Salisbury steak with paprika cream sauce

Salisbury steak with paprika cream sauce

Salisbury steak with paprika cream sauce

This recipe probably has the best sauce that I’ve ever made. It’s definitely a 10 out of 10, and we cleaned the last drops out of the pan after dinner tonight. The salisbury steaks were delicious too, and the fresh basil is a perfect garnish. We definitely recommend that you give this recipe a try for a great weekend meal!

I found this recipe in our latest Eating Well magazine, and immediately made a mental note to put it on our menu. I did made a few slight modifications so that I could use my new birthday present (a braisier!) and make it a one-dish recipe. We also served it over rice, instead of the suggested egg noodles.

Salisbury steak with paprika cream sauce
(Serves 4)
By Jane and Michael’s Gourmet Extravaganza (Adapted from Eating Well)

For the salisbury steaks:

  • 1 pound of ground beef (at least 85% lean)
  • 2 tsp of finely chopped shallot
  • 2 tsp sweet Hungarian paprika
  • 1/2 tsp salt
  • 1/4 tsp black pepper
  • 1 Tbsp of vegetable oil, for cooking

Combine all ingredients (except the oil) in a medium bowl, and gently mix together with a fork. Divide into 4 equal parts, and form into 3/4-inch thick oval-shaped steaks.

Heat 1 Tbsp of oil in a large skillet or braiser over medium heat. Add the steaks and cook until browned, about 3 minutes per side.
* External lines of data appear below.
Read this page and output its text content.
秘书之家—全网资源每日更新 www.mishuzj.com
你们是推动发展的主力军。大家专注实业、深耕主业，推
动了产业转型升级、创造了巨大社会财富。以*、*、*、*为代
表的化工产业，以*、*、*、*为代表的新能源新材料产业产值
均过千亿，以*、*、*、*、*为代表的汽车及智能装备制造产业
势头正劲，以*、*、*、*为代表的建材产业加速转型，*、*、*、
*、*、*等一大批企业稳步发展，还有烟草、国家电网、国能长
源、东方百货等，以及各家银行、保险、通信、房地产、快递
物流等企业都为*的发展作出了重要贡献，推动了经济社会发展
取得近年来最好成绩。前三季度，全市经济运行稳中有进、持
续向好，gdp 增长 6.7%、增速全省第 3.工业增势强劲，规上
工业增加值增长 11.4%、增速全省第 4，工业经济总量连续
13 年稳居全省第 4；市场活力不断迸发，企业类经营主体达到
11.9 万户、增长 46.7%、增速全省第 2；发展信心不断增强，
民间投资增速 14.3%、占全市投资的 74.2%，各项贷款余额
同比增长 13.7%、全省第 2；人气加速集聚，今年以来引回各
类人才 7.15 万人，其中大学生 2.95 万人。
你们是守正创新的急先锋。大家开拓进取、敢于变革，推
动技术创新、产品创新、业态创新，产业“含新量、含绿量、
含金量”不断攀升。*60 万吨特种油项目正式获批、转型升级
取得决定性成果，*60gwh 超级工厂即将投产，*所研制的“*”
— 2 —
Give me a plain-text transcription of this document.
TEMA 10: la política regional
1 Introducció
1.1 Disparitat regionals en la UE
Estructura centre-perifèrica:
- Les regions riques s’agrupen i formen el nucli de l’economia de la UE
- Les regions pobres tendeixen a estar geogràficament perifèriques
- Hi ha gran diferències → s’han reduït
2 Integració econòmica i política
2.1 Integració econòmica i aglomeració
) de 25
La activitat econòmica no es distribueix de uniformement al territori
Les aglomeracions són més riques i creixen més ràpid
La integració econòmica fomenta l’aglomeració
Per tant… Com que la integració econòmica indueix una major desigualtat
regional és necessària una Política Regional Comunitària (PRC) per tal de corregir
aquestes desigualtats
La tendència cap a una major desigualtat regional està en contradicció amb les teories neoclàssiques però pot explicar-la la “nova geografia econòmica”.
Remove the steaks from the pan and set aside on a plate while you prepare the sauce.

For the paprika cream sauce:

  • 1 large onion, thinly sliced (about 2 cups)
  • 1/4 cup of diced, roasted red peppers (I roasted my peppers and garlic together in a terracotta roaster)
  • 3 roasted garlic cloves, minced
  • 1 Tbsp sweet Hungarian paprika
  • 1 cup low-sodium chicken broth
  • 1/3 cup sour cream
  • 5-6 fresh basil leaves, cut into a chiffonade

Drain all but 1 Tbsp of fat from the pan and add the sliced onions and a dash of salt. Cover and cook over medium-low heat, stirring occasionally, until the onions are softened and translucent.

Combine the roasted peppers and garlic, paprika, and chicken broth in a food processor or blender and puree until smooth. Add the blended sauce to the pan with the onions and stir to combine. Return the steaks to the pan and simmer until the sauce is thickened and the steaks are cooked through.

Remove from the burner and stir in the sour cream. Garnish with the basil chiffonade. Serve steaks and sauce over rice or egg noodles. Enjoy!